Kreuch jaulte auf, sodass Eistaucher sich ein Ächzen verkneifen musste. Sein großes Glutbett, so sengend heiß, dass er hatte Abstand halten müssen, kam ihm nun wie ein unvorstellbares Geschenk vor. Annehmlichkeiten sind dumm: Auch das war einer von Heides Lieblingssprüchen. Aber heute Nacht fehlten sie ihm.

Er hatte sich verhalten, als seien die Schlauchtäler, die die Ränder des Hochlands durchfurchten, leer, nur weil in ihnen keine Rudel lagerten. Seine eigene Anwesenheit hätte ihm verraten müssen, dass das ein Irrtum war. Alte, Waldleute, Reisende, Löwen, sie alle hätten vorbeikommen und ihn an seinem Feuer töten können. Das Unwetter der ersten Nacht hatte ihm offenbar den Verstand einfrieren lassen. Er war die Sache von Anfang an falsch angegangen. Während des Unwetters selbst konnte man davon ausgehen, dass alle in ihren Löchern saßen. Nach dem Unwetter lagen die Dinge anders. Da konnten immer Fremde vorbeikommen. Man musste vorsichtig sein. Verführt von seinem Feuer, hatte er das vergessen. Feuer war verräterisch, das ließ sich nicht abstreiten. Aber vielleicht konnte er sich ein sehr kleines Feuer erlauben, wenn er es im Zwielicht direkt vor Morgengrauen entzündete und gerade so am Leben erhielt. Das würde doch sicher gehen?

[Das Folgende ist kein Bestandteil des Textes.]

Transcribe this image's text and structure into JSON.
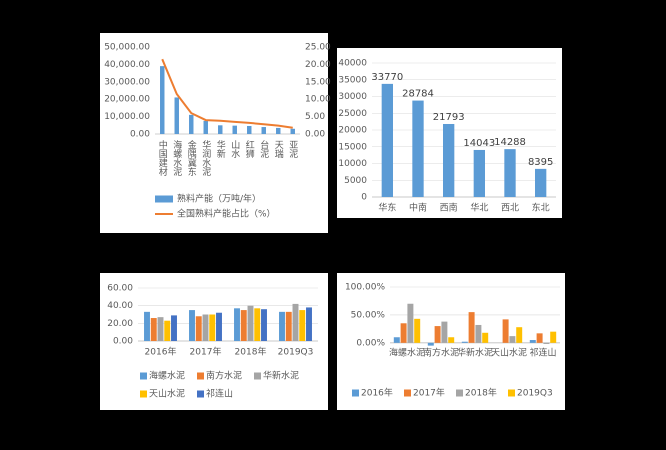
{
  "chart_data": [
    {
      "type": "combo",
      "categories": [
        "中国建材",
        "海螺水泥",
        "金隅冀东",
        "华润水泥",
        "华新",
        "山水",
        "红狮",
        "台泥",
        "天瑞",
        "亚泥"
      ],
      "series": [
        {
          "name": "熟料产能（万吨/年）",
          "type": "bar",
          "color": "#5b9bd5",
          "values": [
            39000,
            21000,
            11000,
            7500,
            5000,
            4800,
            4600,
            4000,
            3500,
            3000
          ]
        },
        {
          "name": "全国熟料产能占比（%）",
          "type": "line",
          "axis": "y2",
          "color": "#ed7d31",
          "values": [
            21.5,
            11.5,
            6,
            4,
            3.8,
            3.5,
            3.2,
            2.8,
            2.4,
            1.8
          ]
        }
      ],
      "ylim": [
        0,
        50000
      ],
      "yticks": [
        {
          "value": 0,
          "label": "0.00"
        },
        {
          "value": 10000,
          "label": "10,000.00"
        },
        {
          "value": 20000,
          "label": "20,000.00"
        },
        {
          "value": 30000,
          "label": "30,000.00"
        },
        {
          "value": 40000,
          "label": "40,000.00"
        },
        {
          "value": 50000,
          "label": "50,000.00"
        }
      ],
      "y2lim": [
        0,
        25
      ],
      "y2ticks": [
        {
          "value": 0,
          "label": "0.00"
        },
        {
          "value": 5,
          "label": "5.00"
        },
        {
          "value": 10,
          "label": "10.00"
        },
        {
          "value": 15,
          "label": "15.00"
        },
        {
          "value": 20,
          "label": "20.00"
        },
        {
          "value": 25,
          "label": "25.00"
        }
      ],
      "grid": false
    },
    {
      "type": "bar",
      "categories": [
        "华东",
        "中南",
        "西南",
        "华北",
        "西北",
        "东北"
      ],
      "values": [
        33770,
        28784,
        21793,
        14043,
        14288,
        8395
      ],
      "color": "#5b9bd5",
      "ylim": [
        0,
        40000
      ],
      "yticks": [
        0,
        5000,
        10000,
        15000,
        20000,
        25000,
        30000,
        35000,
        40000
      ],
      "grid": true
    },
    {
      "type": "bar",
      "categories": [
        "2016年",
        "2017年",
        "2018年",
        "2019Q3"
      ],
      "series": [
        {
          "name": "海螺水泥",
          "color": "#5b9bd5",
          "values": [
            33,
            35,
            37,
            33
          ]
        },
        {
          "name": "南方水泥",
          "color": "#ed7d31",
          "values": [
            26,
            28,
            35,
            33
          ]
        },
        {
          "name": "华新水泥",
          "color": "#a5a5a5",
          "values": [
            27,
            30,
            40,
            42
          ]
        },
        {
          "name": "天山水泥",
          "color": "#ffc000",
          "values": [
            23,
            30,
            37,
            35
          ]
        },
        {
          "name": "祁连山",
          "color": "#4472c4",
          "values": [
            29,
            32,
            36,
            38
          ]
        }
      ],
      "ylim": [
        0,
        60
      ],
      "yticks": [
        {
          "value": 0,
          "label": "0.00"
        },
        {
          "value": 20,
          "label": "20.00"
        },
        {
          "value": 40,
          "label": "40.00"
        },
        {
          "value": 60,
          "label": "60.00"
        }
      ],
      "grid": true
    },
    {
      "type": "bar",
      "categories": [
        "海螺水泥",
        "南方水泥",
        "华新水泥",
        "天山水泥",
        "祁连山"
      ],
      "series": [
        {
          "name": "2016年",
          "color": "#5b9bd5",
          "values": [
            10,
            -5,
            2,
            0,
            5
          ]
        },
        {
          "name": "2017年",
          "color": "#ed7d31",
          "values": [
            35,
            30,
            55,
            42,
            17
          ]
        },
        {
          "name": "2018年",
          "color": "#a5a5a5",
          "values": [
            70,
            38,
            32,
            12,
            -2
          ]
        },
        {
          "name": "2019Q3",
          "color": "#ffc000",
          "values": [
            43,
            10,
            18,
            28,
            20
          ]
        }
      ],
      "ylim": [
        -20,
        100
      ],
      "yticks": [
        {
          "value": 0,
          "label": "0.00%"
        },
        {
          "value": 50,
          "label": "50.00%"
        },
        {
          "value": 100,
          "label": "100.00%"
        }
      ],
      "grid": true
    }
  ]
}
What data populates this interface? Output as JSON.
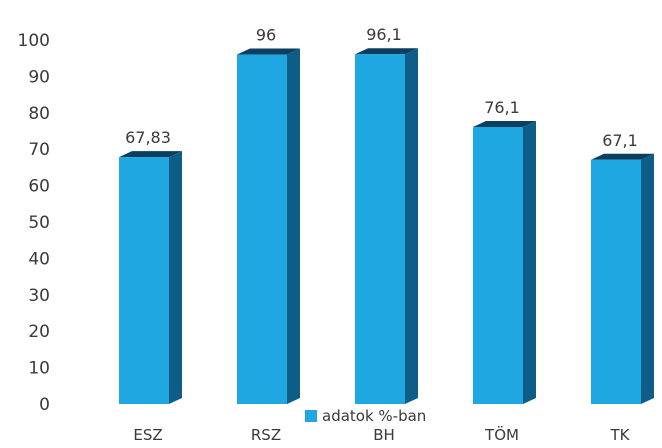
{
  "chart_data": {
    "type": "bar",
    "categories": [
      "ESZ",
      "RSZ",
      "BH",
      "TÖM",
      "TK"
    ],
    "series": [
      {
        "name": "adatok %-ban",
        "values": [
          67.83,
          96,
          96.1,
          76.1,
          67.1
        ],
        "labels": [
          "67,83",
          "96",
          "96,1",
          "76,1",
          "67,1"
        ]
      }
    ],
    "y_ticks": [
      "0",
      "10",
      "20",
      "30",
      "40",
      "50",
      "60",
      "70",
      "80",
      "90",
      "100"
    ],
    "ylim": [
      0,
      100
    ],
    "grid": false,
    "legend_position": "bottom",
    "style": "3d-column",
    "colors": {
      "front": "#1ea7e1",
      "side": "#0e5c88",
      "top": "#0a3f60",
      "legend_swatch": "#1ea7e1",
      "text": "#3a3a3a"
    }
  }
}
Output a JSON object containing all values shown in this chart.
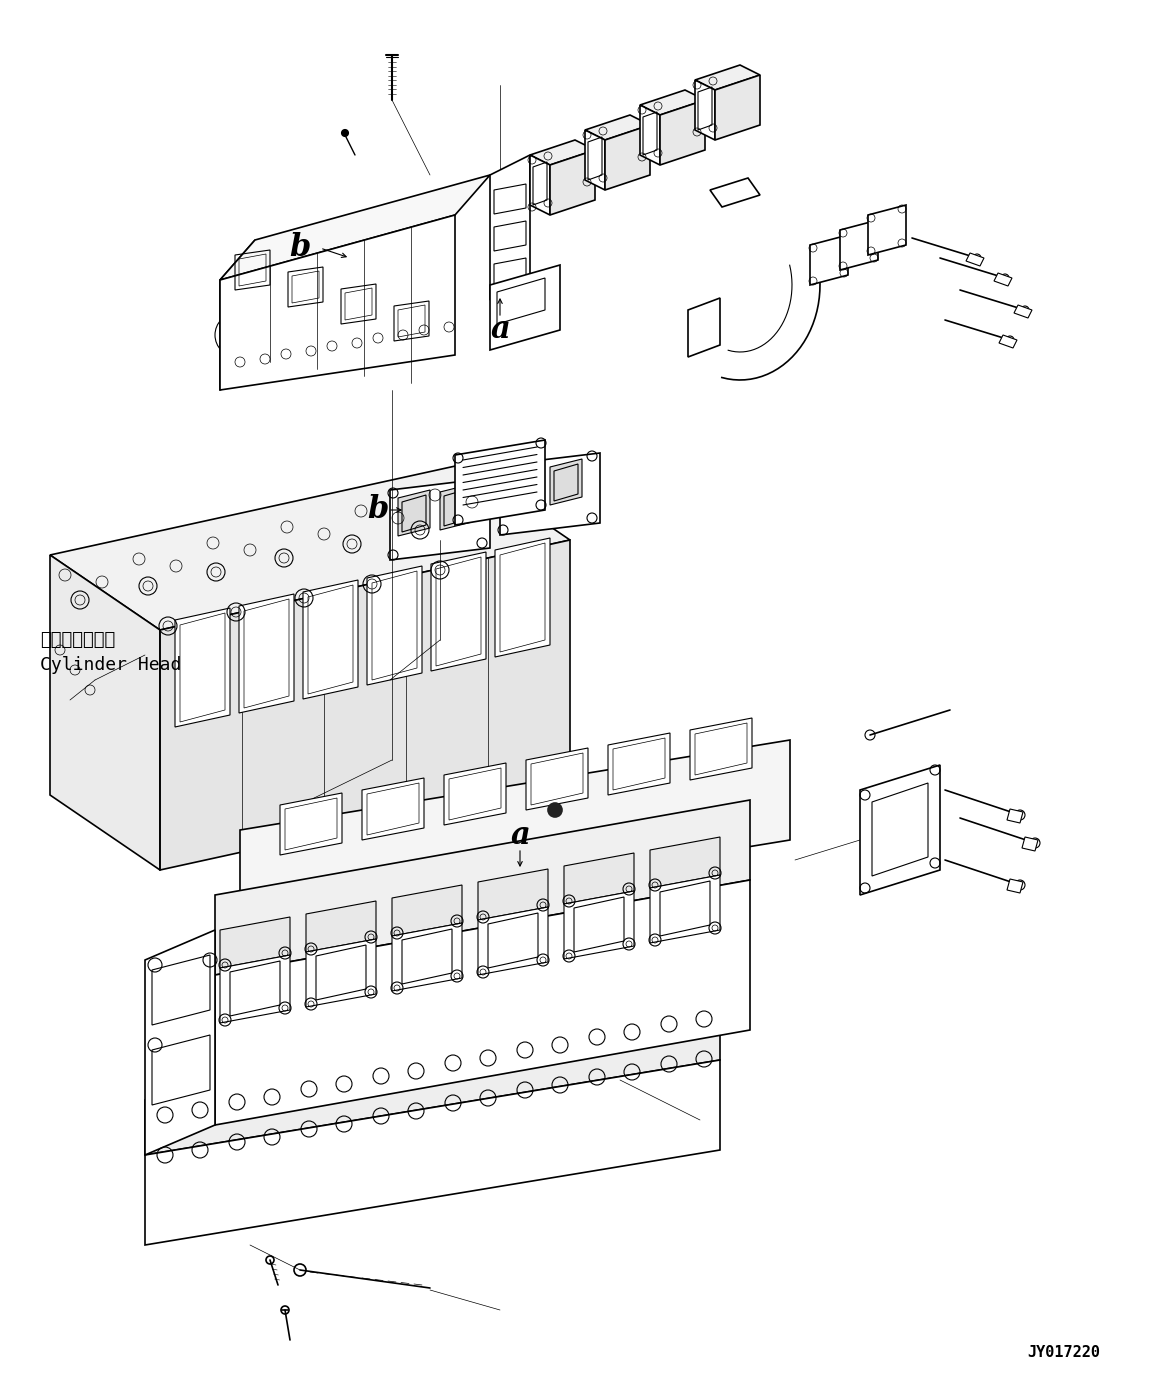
{
  "figure_width": 11.63,
  "figure_height": 13.94,
  "dpi": 100,
  "background_color": "#ffffff",
  "line_color": "#000000",
  "code": "JY017220",
  "label_cylinder_jp": "シリンダヘッド",
  "label_cylinder_en": "Cylinder Head"
}
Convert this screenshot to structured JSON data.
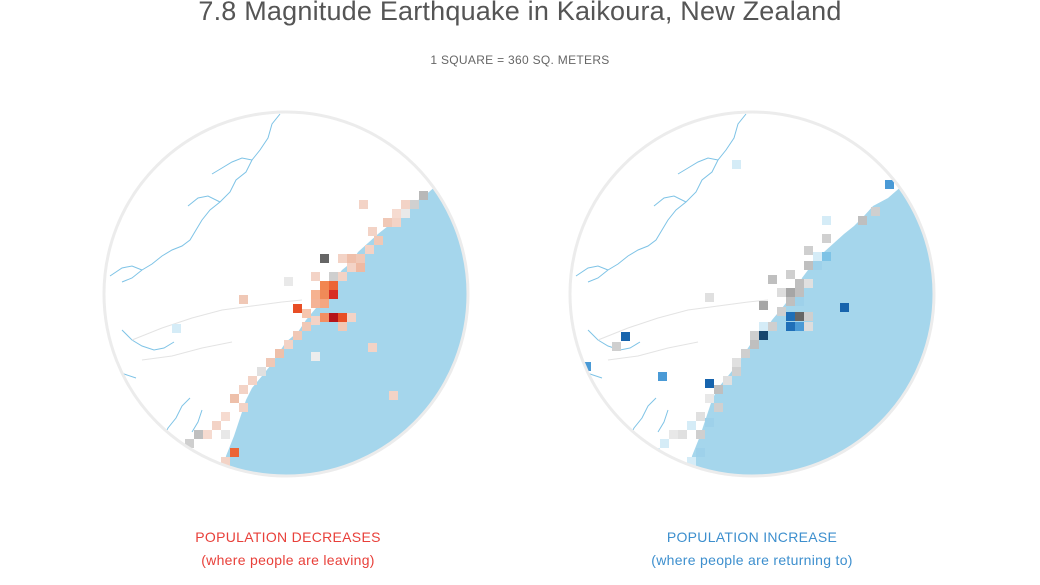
{
  "header": {
    "title": "7.8 Magnitude Earthquake in Kaikoura, New Zealand",
    "scale_note": "1 SQUARE = 360 SQ. METERS"
  },
  "colors": {
    "sea": "#a5d6ec",
    "rivers": "#7ec3e6",
    "circle_border": "#ececec",
    "decrease_text": "#e8403a",
    "increase_text": "#3d8fce"
  },
  "maps": [
    {
      "id": "decrease",
      "caption_title": "POPULATION DECREASES",
      "caption_sub": "(where people are leaving)",
      "caption_color": "#e8403a"
    },
    {
      "id": "increase",
      "caption_title": "POPULATION INCREASE",
      "caption_sub": "(where people are returning to)",
      "caption_color": "#3d8fce"
    }
  ]
}
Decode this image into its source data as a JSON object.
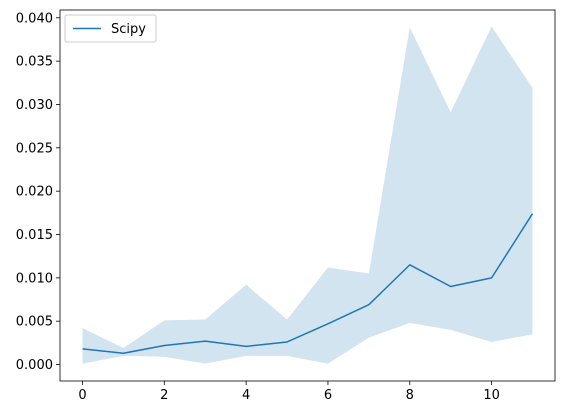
{
  "chart_data": {
    "type": "line",
    "title": "",
    "xlabel": "",
    "ylabel": "",
    "x": [
      0,
      1,
      2,
      3,
      4,
      5,
      6,
      7,
      8,
      9,
      10,
      11
    ],
    "series": [
      {
        "name": "Scipy",
        "color": "#1f77b4",
        "values": [
          0.0018,
          0.0013,
          0.0022,
          0.0027,
          0.0021,
          0.0026,
          0.0047,
          0.0069,
          0.0115,
          0.009,
          0.01,
          0.0174
        ],
        "band_lower": [
          0.0001,
          0.001,
          0.0009,
          0.0001,
          0.001,
          0.001,
          0.0001,
          0.0031,
          0.0048,
          0.004,
          0.0026,
          0.0035
        ],
        "band_upper": [
          0.0042,
          0.0019,
          0.0051,
          0.0052,
          0.0092,
          0.0052,
          0.0112,
          0.0105,
          0.0389,
          0.0291,
          0.039,
          0.0319
        ],
        "band_color": "#1f77b4",
        "band_opacity": 0.2
      }
    ],
    "xlim": [
      -0.55,
      11.55
    ],
    "ylim": [
      -0.0019,
      0.0409
    ],
    "xticks": [
      0,
      2,
      4,
      6,
      8,
      10
    ],
    "yticks": [
      0.0,
      0.005,
      0.01,
      0.015,
      0.02,
      0.025,
      0.03,
      0.035,
      0.04
    ],
    "ytick_labels": [
      "0.000",
      "0.005",
      "0.010",
      "0.015",
      "0.020",
      "0.025",
      "0.030",
      "0.035",
      "0.040"
    ],
    "xtick_labels": [
      "0",
      "2",
      "4",
      "6",
      "8",
      "10"
    ],
    "grid": false,
    "legend": {
      "position": "top-left",
      "entries": [
        "Scipy"
      ]
    }
  }
}
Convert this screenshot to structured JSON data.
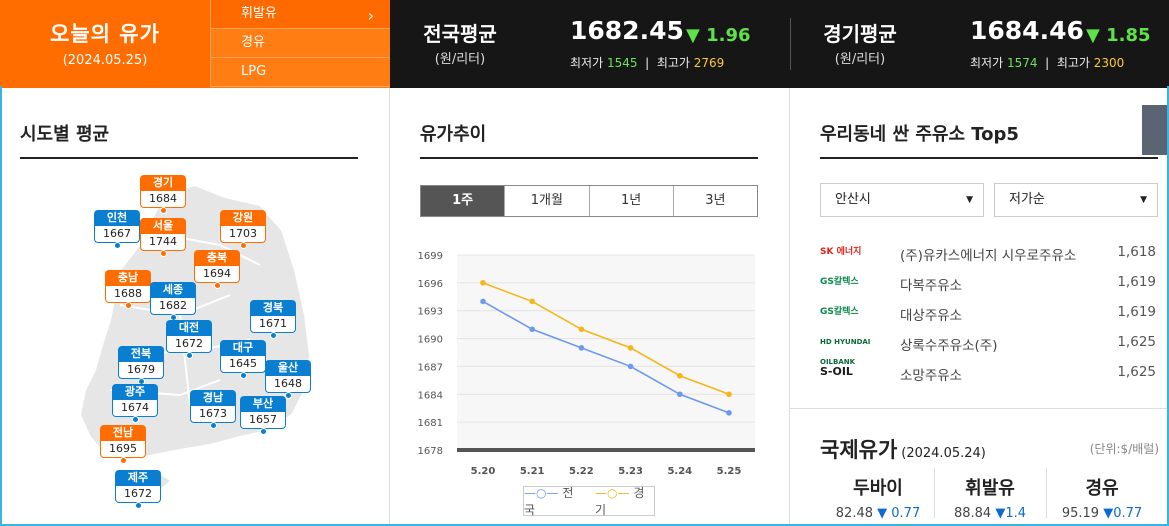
{
  "brand": {
    "title": "오늘의 유가",
    "date": "(2024.05.25)"
  },
  "fuel_menu": [
    {
      "label": "휘발유"
    },
    {
      "label": "경유"
    },
    {
      "label": "LPG"
    }
  ],
  "national": {
    "label": "전국평균",
    "unit": "(원/리터)",
    "price": "1682.45",
    "change": "▼ 1.96",
    "min_label": "최저가",
    "min": "1545",
    "max_label": "최고가",
    "max": "2769"
  },
  "gyeonggi": {
    "label": "경기평균",
    "unit": "(원/리터)",
    "price": "1684.46",
    "change": "▼ 1.85",
    "min_label": "최저가",
    "min": "1574",
    "max_label": "최고가",
    "max": "2300"
  },
  "region": {
    "title": "시도별 평균",
    "pins": [
      {
        "name": "경기",
        "value": "1684",
        "hl": true
      },
      {
        "name": "인천",
        "value": "1667",
        "hl": false
      },
      {
        "name": "서울",
        "value": "1744",
        "hl": true
      },
      {
        "name": "강원",
        "value": "1703",
        "hl": true
      },
      {
        "name": "충북",
        "value": "1694",
        "hl": true
      },
      {
        "name": "충남",
        "value": "1688",
        "hl": true
      },
      {
        "name": "세종",
        "value": "1682",
        "hl": false
      },
      {
        "name": "경북",
        "value": "1671",
        "hl": false
      },
      {
        "name": "대전",
        "value": "1672",
        "hl": false
      },
      {
        "name": "전북",
        "value": "1679",
        "hl": false
      },
      {
        "name": "대구",
        "value": "1645",
        "hl": false
      },
      {
        "name": "울산",
        "value": "1648",
        "hl": false
      },
      {
        "name": "광주",
        "value": "1674",
        "hl": false
      },
      {
        "name": "경남",
        "value": "1673",
        "hl": false
      },
      {
        "name": "부산",
        "value": "1657",
        "hl": false
      },
      {
        "name": "전남",
        "value": "1695",
        "hl": true
      },
      {
        "name": "제주",
        "value": "1672",
        "hl": false
      }
    ]
  },
  "trend": {
    "title": "유가추이",
    "tabs": [
      {
        "label": "1주"
      },
      {
        "label": "1개월"
      },
      {
        "label": "1년"
      },
      {
        "label": "3년"
      }
    ],
    "legend": {
      "a": "전국",
      "b": "경기"
    }
  },
  "chart_data": {
    "type": "line",
    "categories": [
      "5.20",
      "5.21",
      "5.22",
      "5.23",
      "5.24",
      "5.25"
    ],
    "ylim": [
      1678,
      1699
    ],
    "yticks": [
      1678,
      1681,
      1684,
      1687,
      1690,
      1693,
      1696,
      1699
    ],
    "grid": true,
    "series": [
      {
        "name": "전국",
        "values": [
          1694,
          1691,
          1689,
          1687,
          1684,
          1682
        ],
        "color": "#6d9af0"
      },
      {
        "name": "경기",
        "values": [
          1696,
          1694,
          1691,
          1689,
          1686,
          1684
        ],
        "color": "#f7b51a"
      }
    ]
  },
  "cheap": {
    "title": "우리동네 싼 주유소 Top5",
    "city": "안산시",
    "sort": "저가순",
    "stations": [
      {
        "logo": "SK 에너지",
        "name": "(주)유카스에너지 시우로주유소",
        "price": "1,618"
      },
      {
        "logo": "GS칼텍스",
        "name": "다복주유소",
        "price": "1,619"
      },
      {
        "logo": "GS칼텍스",
        "name": "대상주유소",
        "price": "1,619"
      },
      {
        "logo": "HD HYUNDAI OILBANK",
        "name": "상록수주유소(주)",
        "price": "1,625"
      },
      {
        "logo": "S-OIL",
        "name": "소망주유소",
        "price": "1,625"
      }
    ]
  },
  "intl": {
    "title": "국제유가",
    "date": "(2024.05.24)",
    "unit": "(단위:$/배럴)",
    "items": [
      {
        "name": "두바이",
        "value": "82.48",
        "change": "▼ 0.77"
      },
      {
        "name": "휘발유",
        "value": "88.84",
        "change": "▼1.4"
      },
      {
        "name": "경유",
        "value": "95.19",
        "change": "▼0.77"
      }
    ]
  }
}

Nein. Eigentlich nicht. Ihm blieb nichts anderes übrig, als auf und ab zu hüpfen und ein kleines Hin-und-her-Lied zu singen, rechts rechts links, rechts rechts links, immer weiter. Wobei er das linke Bein nicht belasten konnte. Derweil schaute er zum Mond und versuchte sich vorzumachen, dass er voller war. Er wusste tatsächlich nicht mehr, wie viele Tage er schon hier draußen war, doch nun ging er sie in Gedanken in allen Einzelheiten durch, an die er sich erinnerte. Mit den Fingern zählte er mit, wie Dorn mit seinen Jahresstöcken. Er war seit fünf Tagen hier draußen. Ja, fünf Tage. Am zweiten Tag hatte er ein Feuer in Gang gebracht; am dritten hatte er die Bären beobachtet, wie sie ein Reh getötet hatten; am vierten hatte er sich Kleidung aus Rehhaut angefertigt; am fünften hatte er versucht, seinen Lagerplatz zu verlegen. Der anbrechende Tag würde also der sechste sein. Beinahe hätte er laut aufgestöhnt, doch stattdessen ließ er Kreuch reden. Er würde eine Möglichkeit finden müssen, sich ohne Feuer warm zu halten, und er würde etwas zu essen finden müssen. Er konnte etwas sammeln, aber am besten würde es sein, wenn er auch etwas zu töten fand. Ein Tier mit Pelz.